As non-English languages are growing exponentially on the Web, the number of online non-English speakers who realizes the importance of finding information in different languages is enormously growing. However, the major general purpose search engines such as Google, Yahoo, etc have been lagging behind in providing indexes and search features to handle non-English languages. Amharic, which is the family of Semitic languages and the official working language of the federal government of Ethiopia, is one of these languages with a rapidly growing content on the Web. As a result, the need to develop bilingual search engine that handles the specific characteristics of the users' native language query (Amharic) and retrieves documents in both Amharic and English languages becomes more apparent. In this research work, we designed a model for an Amharic-English Search Engine and developed a bilingual Web search engine based on the model that enables Web users for finding the information they need in Amharic and English languages. In doing so, we identified different language dependent query preprocessing components for query translation. We have also developed a bidirectional dictionary-based translation system which incorporates a transliteration component to handle proper names which are often missing in bilingual lexicons. We have used an Amharic search engine and an open source English search engine (Nutch) as our underlying search engines for Web document crawling, indexing, searching, ranking and retrieving. To evaluate the effectiveness of our Amharic-English bilingual search engine, precision measures were conducted on the top 10 retrieved Web documents.

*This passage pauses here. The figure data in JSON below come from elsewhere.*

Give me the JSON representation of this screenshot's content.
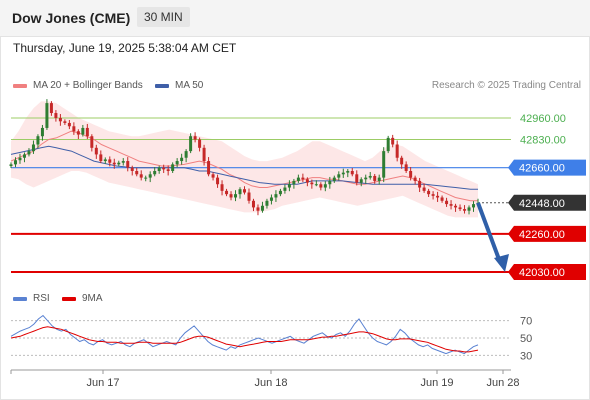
{
  "header": {
    "title": "Dow Jones (CME)",
    "interval": "30 MIN"
  },
  "datetime": "Thursday, June 19, 2025 5:38:04 AM CET",
  "legend": {
    "ma20": "MA 20 + Bollinger Bands",
    "ma50": "MA 50",
    "credit": "Research © 2025 Trading Central"
  },
  "rsi_legend": {
    "rsi": "RSI",
    "ma9": "9MA"
  },
  "colors": {
    "ma20": "#f08080",
    "ma50": "#3f5fa8",
    "bollinger_fill": "#fde4e4",
    "resistance": "#9ccc65",
    "pivot": "#3f7fe8",
    "support": "#e00000",
    "current": "#333333",
    "up_candle": "#2e7d32",
    "down_candle": "#c62828",
    "arrow": "#2f5fa8",
    "rsi": "#5a82d2",
    "rsi_ma": "#e00000"
  },
  "chart_data": [
    {
      "type": "candlestick",
      "title": "Dow Jones (CME) 30 MIN",
      "x_ticks": [
        "Jun 17",
        "Jun 18",
        "Jun 19",
        "Jun 28"
      ],
      "levels": [
        {
          "value": 42960.0,
          "label": "42960.00",
          "kind": "resistance"
        },
        {
          "value": 42830.0,
          "label": "42830.00",
          "kind": "resistance"
        },
        {
          "value": 42660.0,
          "label": "42660.00",
          "kind": "pivot"
        },
        {
          "value": 42448.0,
          "label": "42448.00",
          "kind": "current"
        },
        {
          "value": 42260.0,
          "label": "42260.00",
          "kind": "support"
        },
        {
          "value": 42030.0,
          "label": "42030.00",
          "kind": "support"
        }
      ],
      "close_series": [
        42680,
        42705,
        42720,
        42740,
        42760,
        42800,
        42850,
        42900,
        43050,
        42990,
        42960,
        42940,
        42930,
        42910,
        42880,
        42860,
        42900,
        42850,
        42780,
        42740,
        42700,
        42710,
        42690,
        42680,
        42690,
        42700,
        42660,
        42640,
        42620,
        42600,
        42600,
        42620,
        42640,
        42660,
        42650,
        42640,
        42680,
        42700,
        42720,
        42760,
        42850,
        42830,
        42780,
        42700,
        42620,
        42600,
        42560,
        42520,
        42500,
        42480,
        42500,
        42530,
        42510,
        42460,
        42420,
        42400,
        42430,
        42460,
        42480,
        42500,
        42520,
        42540,
        42560,
        42580,
        42600,
        42590,
        42570,
        42560,
        42560,
        42540,
        42560,
        42580,
        42600,
        42620,
        42630,
        42640,
        42620,
        42570,
        42590,
        42600,
        42610,
        42580,
        42600,
        42760,
        42840,
        42800,
        42720,
        42680,
        42640,
        42600,
        42580,
        42540,
        42520,
        42500,
        42490,
        42480,
        42460,
        42440,
        42430,
        42420,
        42410,
        42400,
        42420,
        42440,
        42448
      ],
      "ma20": [
        42700,
        42720,
        42740,
        42760,
        42800,
        42830,
        42840,
        42860,
        42880,
        42870,
        42850,
        42830,
        42800,
        42780,
        42760,
        42740,
        42720,
        42700,
        42690,
        42680,
        42670,
        42670,
        42675,
        42680,
        42690,
        42700,
        42690,
        42670,
        42650,
        42620,
        42600,
        42570,
        42550,
        42540,
        42540,
        42550,
        42560,
        42570,
        42580,
        42590,
        42600,
        42600,
        42590,
        42590,
        42580,
        42570,
        42560,
        42560,
        42570,
        42580,
        42590,
        42600,
        42610,
        42600,
        42580,
        42560,
        42540,
        42520,
        42500,
        42480,
        42470,
        42460,
        42460
      ],
      "bollinger_upper": [
        42820,
        42880,
        42960,
        43020,
        43060,
        43060,
        43050,
        43020,
        42990,
        42960,
        42940,
        42920,
        42900,
        42880,
        42870,
        42860,
        42850,
        42850,
        42860,
        42870,
        42880,
        42890,
        42880,
        42870,
        42860,
        42850,
        42840,
        42830,
        42820,
        42790,
        42760,
        42730,
        42710,
        42700,
        42700,
        42710,
        42720,
        42740,
        42760,
        42790,
        42820,
        42820,
        42800,
        42780,
        42760,
        42740,
        42720,
        42700,
        42720,
        42760,
        42790,
        42800,
        42790,
        42760,
        42730,
        42700,
        42680,
        42660,
        42640,
        42620,
        42600,
        42580,
        42560
      ],
      "bollinger_lower": [
        42600,
        42590,
        42560,
        42540,
        42560,
        42580,
        42600,
        42620,
        42640,
        42640,
        42630,
        42610,
        42590,
        42570,
        42560,
        42550,
        42540,
        42530,
        42520,
        42510,
        42500,
        42490,
        42480,
        42470,
        42460,
        42450,
        42440,
        42430,
        42420,
        42410,
        42400,
        42390,
        42390,
        42390,
        42400,
        42410,
        42430,
        42440,
        42450,
        42460,
        42470,
        42480,
        42470,
        42460,
        42450,
        42440,
        42430,
        42440,
        42450,
        42460,
        42470,
        42480,
        42490,
        42470,
        42450,
        42430,
        42410,
        42390,
        42370,
        42360,
        42360,
        42360,
        42360
      ],
      "ma50": [
        42740,
        42750,
        42760,
        42770,
        42780,
        42790,
        42780,
        42770,
        42760,
        42740,
        42720,
        42700,
        42690,
        42680,
        42670,
        42665,
        42660,
        42660,
        42660,
        42660,
        42660,
        42660,
        42660,
        42660,
        42650,
        42640,
        42640,
        42630,
        42620,
        42610,
        42600,
        42590,
        42580,
        42570,
        42565,
        42560,
        42560,
        42560,
        42560,
        42570,
        42580,
        42580,
        42580,
        42580,
        42580,
        42575,
        42570,
        42565,
        42560,
        42560,
        42560,
        42560,
        42560,
        42560,
        42560,
        42560,
        42555,
        42550,
        42545,
        42540,
        42535,
        42530,
        42530
      ],
      "projection": {
        "from": 42448.0,
        "to": 42030.0
      },
      "ylim": [
        41950,
        43120
      ]
    },
    {
      "type": "line",
      "title": "RSI",
      "series": [
        {
          "name": "RSI",
          "values": [
            52,
            55,
            58,
            60,
            62,
            66,
            72,
            76,
            70,
            64,
            60,
            58,
            60,
            54,
            50,
            46,
            48,
            44,
            42,
            46,
            48,
            44,
            42,
            44,
            46,
            42,
            40,
            44,
            46,
            48,
            44,
            40,
            42,
            44,
            46,
            44,
            42,
            50,
            56,
            60,
            64,
            58,
            52,
            46,
            42,
            40,
            38,
            36,
            40,
            38,
            42,
            44,
            46,
            48,
            50,
            48,
            46,
            44,
            46,
            48,
            50,
            52,
            48,
            46,
            44,
            48,
            52,
            54,
            56,
            52,
            50,
            54,
            56,
            52,
            58,
            66,
            72,
            64,
            56,
            50,
            46,
            44,
            42,
            46,
            52,
            60,
            56,
            50,
            46,
            42,
            40,
            42,
            38,
            36,
            34,
            32,
            34,
            36,
            34,
            32,
            36,
            40,
            42
          ]
        },
        {
          "name": "9MA",
          "values": [
            50,
            51,
            52,
            54,
            56,
            58,
            60,
            62,
            63,
            62,
            61,
            60,
            58,
            56,
            54,
            52,
            50,
            48,
            47,
            46,
            46,
            45,
            45,
            45,
            44,
            44,
            44,
            44,
            45,
            45,
            45,
            44,
            44,
            44,
            44,
            44,
            44,
            45,
            47,
            49,
            51,
            52,
            52,
            51,
            49,
            47,
            45,
            43,
            42,
            41,
            40,
            41,
            42,
            43,
            44,
            45,
            46,
            46,
            46,
            46,
            47,
            48,
            48,
            48,
            48,
            48,
            49,
            50,
            51,
            51,
            52,
            52,
            53,
            54,
            55,
            56,
            57,
            57,
            56,
            55,
            53,
            51,
            49,
            48,
            48,
            49,
            49,
            49,
            48,
            47,
            46,
            45,
            43,
            41,
            39,
            37,
            36,
            35,
            35,
            34,
            34,
            35,
            36
          ]
        }
      ],
      "y_ticks": [
        "70",
        "50",
        "30"
      ],
      "ylim": [
        20,
        80
      ]
    }
  ]
}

The experimental results showed that the Amharic-English cross-lingual retrieval engine performed 74.12% of its corresponding English monolingual retrieval engine and the English-Amharic cross-lingual retrieval engine performed 78.82% of its corresponding Amharic monolingual retrieval engine. The bilingualism advantage of the system is also evaluated by comparing its results with general purpose search engines. The overall evaluation results of the system are found to be promising.